Batı'nın Mısır yemesi!
Arap Baharı yaşanan tüm ülkelerde "devrim" sonrası, iktidara gelen İslamcılar hep rahatsız etti Batı'yı.
Hele hele "El Kaide'lileşme" eğilimi olan Sünni İslamcılar söz konusu olduğunda daha "tedirgin" oldular.
AK Parti iktidara geldiği günden bu yana Türkiye'den de, Erdoğan'dan da, AK Partiden de hazzetmiyorlar. Allah'tan önce ekonomiyi rayına koyan Başbakan Erdoğan, ardından vesayet düzenine son vererek, onların elini boşa çıkardı.
Yoksa değil 17 gün, 17 saatlik "Gezi Provokasyonu" bile tankları sahaya sürecek Silivri kabadayıları için yeterdi!
***
Batı kendisi için uygun gördüğü "demokrasiyi", bir türlü İslam ülkelerine layık görmüyor. En kıytırık Batılı (Hıristiyan) ülkede bile pek gündeme gelmeyen "darbe çözümü", hemen hemen tüm İslam ülkeleri için sotede bekletilen tek alternatiftir(!)

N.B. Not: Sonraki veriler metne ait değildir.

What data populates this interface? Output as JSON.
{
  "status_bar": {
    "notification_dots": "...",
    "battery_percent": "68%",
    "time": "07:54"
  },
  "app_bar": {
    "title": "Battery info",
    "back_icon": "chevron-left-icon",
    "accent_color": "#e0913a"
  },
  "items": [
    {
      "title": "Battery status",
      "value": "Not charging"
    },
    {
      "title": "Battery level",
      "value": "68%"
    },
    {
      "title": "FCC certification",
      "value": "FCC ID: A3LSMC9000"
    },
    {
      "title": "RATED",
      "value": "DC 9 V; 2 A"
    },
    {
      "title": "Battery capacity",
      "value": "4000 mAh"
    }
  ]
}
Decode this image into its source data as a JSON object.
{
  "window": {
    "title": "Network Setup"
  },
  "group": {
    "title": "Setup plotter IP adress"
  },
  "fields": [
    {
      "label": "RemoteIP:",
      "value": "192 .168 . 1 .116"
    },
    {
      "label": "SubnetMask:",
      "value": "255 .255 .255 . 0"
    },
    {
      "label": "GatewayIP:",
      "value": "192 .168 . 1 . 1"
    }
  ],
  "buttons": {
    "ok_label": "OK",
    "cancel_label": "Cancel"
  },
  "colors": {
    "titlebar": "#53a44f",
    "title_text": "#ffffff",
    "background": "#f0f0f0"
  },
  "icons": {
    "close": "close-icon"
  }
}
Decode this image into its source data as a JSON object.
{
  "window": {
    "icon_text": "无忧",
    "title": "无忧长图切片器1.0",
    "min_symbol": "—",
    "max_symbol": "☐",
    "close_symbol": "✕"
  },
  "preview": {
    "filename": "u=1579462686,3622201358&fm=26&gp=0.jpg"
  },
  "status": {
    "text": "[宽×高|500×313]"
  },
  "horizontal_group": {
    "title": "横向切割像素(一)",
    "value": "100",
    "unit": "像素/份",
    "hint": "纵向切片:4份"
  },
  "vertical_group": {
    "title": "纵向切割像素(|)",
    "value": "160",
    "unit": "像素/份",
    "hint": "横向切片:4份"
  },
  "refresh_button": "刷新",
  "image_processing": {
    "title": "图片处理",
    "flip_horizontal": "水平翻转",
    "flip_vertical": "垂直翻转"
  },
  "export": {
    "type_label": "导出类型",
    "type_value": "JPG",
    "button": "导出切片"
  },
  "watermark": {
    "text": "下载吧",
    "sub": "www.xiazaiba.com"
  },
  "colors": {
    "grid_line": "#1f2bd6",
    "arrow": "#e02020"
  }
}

Tunus'ta ve Libya'da diktatörler devrilince hemen hedeflerine İslamcı iktidarları koydular.
Sonra Mısır'da aynı oyunu oynamaya başlayıp darbe finaline vardılar.
Suriye'de Esed gitse kim gelecekti yerine? Suriye İhvanı'! O zaman Suriye de ne kadar sürüncemede kalırsa o kadar iyiydi.
Batı'nın, pozitivist bir puta dönüştürdüğü "liberal demokrasiyi" önceki gün Mısır'da afiyetle yerken zerre hicap duymaması bundandır!
***
Peki Muhammed Mursi, ne yaptı da Mısırlı laiklerin, Batı'nın ve Mısır ordusunun hedefine oturdu? Cevap: hiçbir şey. Yapmasına gerek yoktu ki, varlığı yeterdi. İlk günden diz çöktürmek istediler Mursi'ye. Ve ilk günden beri sokaklara döktükleri insanlar "Mursi istifa" diye bağırıyor.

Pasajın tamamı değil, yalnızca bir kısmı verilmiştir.